Wednesday, August 19, 2009

Nuclear capability vs having a nuclear weapon: What is really the problem?

When Iran has the capability to produce nuclear weapons, it is legally in the same category as Japan, the Netherlands and many other countries. Iran would get strategic benefits from this, but these are legal benefits that Iran expected to have access to when it ratified the NPT.

Israel's strategists believe Iran will hold "all the cards"
if it has enough material to make several weapons even it it upholds its NPT obligation to refrain from actually building weapons.
The question whether Iran will have nuclear weapons in 2012 or 2014 is simplistic. If Iran really wants to, it will have nuclear weapons next summer. But Iran is aware that running helter-skelter to the nuclear bomb is very risky. So it is building its nuclear potential gradually. When the number of centrifuges in Natanz is not 7,000 but 30,000, Iran will be unstoppable. When it has enough fissile material for a dozen bombs, it will hold all the cards.
If this causes Egypt to build a comparable program, and Turkey and some Gulf princelets to follow that path, this is not, except because of Israel's special needs, more provocative than the many countries of Europe each capable of building weapons, or of the situation in South America where many countries could build weapons.

Israel imposes a unique strategic burden on the United States. Israel could not survive if instead of Iran, Saudi Arabia and Egypt, its neighbors were more like Brazil, Argentina and Chile. So the United States, in order to keep the region safe for Israel, must make increasingly desperate attempts to prevent Iran from taking the role of Brazil in its region.

Iran becoming nuclear capable likely would trigger an arms race, if by "arms race" you mean a move to a new equilibrium where NPT non-weapon states in the region each gain the capability to produce nuclear material, but each does not. Kind of an "arms race" minus the "arms". In this new equilibrium the nuclear capable nations would not be a threat to each other, but would mark an important strategic loss for Israel which currently has a monopoly of nuclear weapons and of nuclear capability.

Nearly every non-Jewish person in the region believes that the creation of Israel was an injustice and while Israel has been fortunate to have weak and corrupt immediate neighbors, Iran becoming nuclear capable is the first step towards Israel losing the luxury of being surrounded by impotent neighbors.

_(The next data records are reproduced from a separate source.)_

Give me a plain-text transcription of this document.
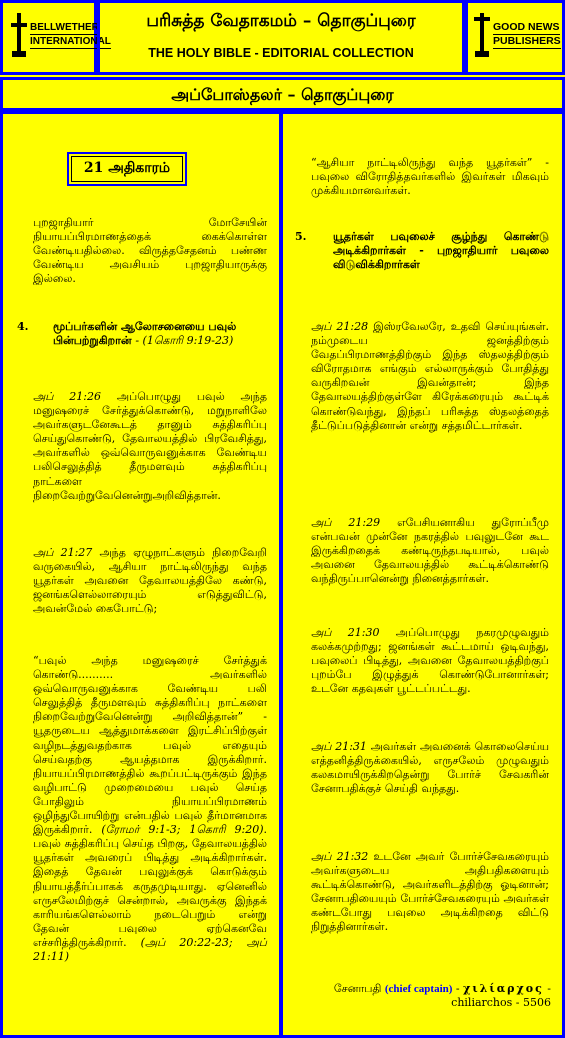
BELLWETHER
INTERNATIONAL
பரிசுத்த வேதாகமம் – தொகுப்புரை
THE HOLY BIBLE - EDITORIAL COLLECTION
GOOD NEWS
PUBLISHERS
அப்போஸ்தலர் – தொகுப்புரை
21 அதிகாரம்
புறஜாதியார் மோசேயின் நியாயப்பிரமாணத்தைக் கைக்கொள்ள வேண்டியதில்லை. விருத்தசேதனம் பண்ண வேண்டிய அவசியம் புறஜாதியாருக்கு இல்லை.
4. மூப்பர்களின் ஆலோசனையை பவுல் பின்பற்றுகிறான் - (1கொரி 9:19-23)
அப் 21:26 அப்பொழுது பவுல் அந்த மனுஷரைச் சேர்த்துக்கொண்டு, மறுநாளிலே அவர்களுடனேகூடத் தானும் சுத்திகரிப்பு செய்துகொண்டு, தேவாலயத்தில் பிரவேசித்து, அவர்களில் ஒவ்வொருவனுக்காக வேண்டிய பலிசெலுத்தித் தீருமளவும் சுத்திகரிப்பு நாட்களை நிறைவேற்றுவேனென்றுஅறிவித்தான்.
அப் 21:27 அந்த ஏழுநாட்களும் நிறைவேறி வருகையில், ஆசியா நாட்டிலிருந்து வந்த யூதர்கள் அவனை தேவாலயத்திலே கண்டு, ஜனங்களெல்லாரையும் எடுத்துவிட்டு, அவன்மேல் கைபோட்டு;
“பவுல் அந்த மனுஷரைச் சேர்த்துக் கொண்டு.......... அவர்களில் ஒவ்வொருவனுக்காக வேண்டிய பலி செலுத்தித் தீருமளவும் சுத்திகரிப்பு நாட்களை நிறைவேற்றுவேனென்று அறிவித்தான்” - யூதருடைய ஆத்துமாக்களை இரட்சிப்பிற்குள் வழிநடத்துவதற்காக பவுல் எதையும் செய்வதற்கு ஆயத்தமாக இருக்கிறார். நியாயப்பிரமாணத்தில் கூறப்பட்டிருக்கும் இந்த வழிபாட்டு முறைமையை பவுல் செய்த போதிலும் நியாயப்பிரமாணம் ஒழிந்துபோயிற்று என்பதில் பவுல் தீர்மானமாக இருக்கிறார். (ரோமர் 9:1-3; 1கொரி 9:20). பவுல் சுத்திகரிப்பு செய்த பிறகு, தேவாலயத்தில் யூதர்கள் அவரைப் பிடித்து அடிக்கிறார்கள். இதைத் தேவன் பவுலுக்குக் கொடுக்கும் நியாயத்தீர்ப்பாகக் கருதமுடியாது. ஏனெனில் எருசலேமிற்குச் சென்றால், அவருக்கு இந்தக் காரியங்களெல்லாம் நடைபெறும் என்று தேவன் பவுலை ஏற்கெனவே எச்சரித்திருக்கிறார். (அப் 20:22-23; அப் 21:11)
“ஆசியா நாட்டிலிருந்து வந்த யூதர்கள்” - பவுலை விரோதித்தவர்களில் இவர்கள் மிகவும் முக்கியமானவர்கள்.
5. யூதர்கள் பவுலைச் சூழ்ந்து கொண்டு அடிக்கிறார்கள் - புறஜாதியார் பவுலை விடுவிக்கிறார்கள்
அப் 21:28 இஸ்ரவேலரே, உதவி செய்யுங்கள். நம்முடைய ஜனத்திற்கும் வேதப்பிரமாணத்திற்கும் இந்த ஸ்தலத்திற்கும் விரோதமாக எங்கும் எல்லாருக்கும் போதித்து வருகிறவன் இவன்தான்; இந்த தேவாலயத்திற்குள்ளே கிரேக்கரையும் கூட்டிக் கொண்டுவந்து, இந்தப் பரிசுத்த ஸ்தலத்தைத் தீட்டுப்படுத்தினான் என்று சத்தமிட்டார்கள்.
அப் 21:29 எபேசியனாகிய துரோப்பீமு என்பவன் முன்னே நகரத்தில் பவுலுடனே கூட இருக்கிறதைக் கண்டிருந்தபடியால், பவுல் அவனை தேவாலயத்தில் கூட்டிக்கொண்டு வந்திருப்பானென்று நினைத்தார்கள்.
அப் 21:30 அப்பொழுது நகரமுழுவதும் கலக்கமுற்றது; ஜனங்கள் கூட்டமாய் ஒடிவந்து, பவுலைப் பிடித்து, அவனை தேவாலயத்திற்குப் புறம்பே இழுத்துக் கொண்டுபோனார்கள்; உடனே கதவுகள் பூட்டப்பட்டது.
அப் 21:31 அவர்கள் அவனைக் கொலைசெய்ய எத்தனித்திருக்கையில், எருசலேம் முழுவதும் கலகமாயிருக்கிறதென்று போர்ச் சேவகரின் சேனாபதிக்குச் செய்தி வந்தது.
அப் 21:32 உடனே அவர் போர்ச்சேவகரையும் அவர்களுடைய அதிபதிகளையும் கூட்டிக்கொண்டு, அவர்களிடத்திற்கு ஓடினான்; சேனாபதியையும் போர்ச்சேவகரையும் அவர்கள் கண்டபோது பவுலை அடிக்கிறதை விட்டு நிறுத்தினார்கள்.
சேனாபதி (chief captain) - χιλίαρχος - chiliarchos - 5506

Hillary Clinton and Barack Obama both have recently said that regional trends are very negative for Israel's prospects of long term survival. This is one of the things they were talking about.

Barack Obama, NPR interview - June 1, 2009:

I believe that, strategically, the status quo is unsustainable when it comes to Israeli security; that, over time, in the absence of peace with the Palestinians, Israel will continue to be threatened militarily and will have enormous problems along its borders.

Hillary Clinton, CNN interview - June 7, 2009:

We see historical, demographic, political, technological trends that are very troubling as to Israel's future. At the same time, there is a legitimate aspiration of the Palestinian people that needs to be addressed.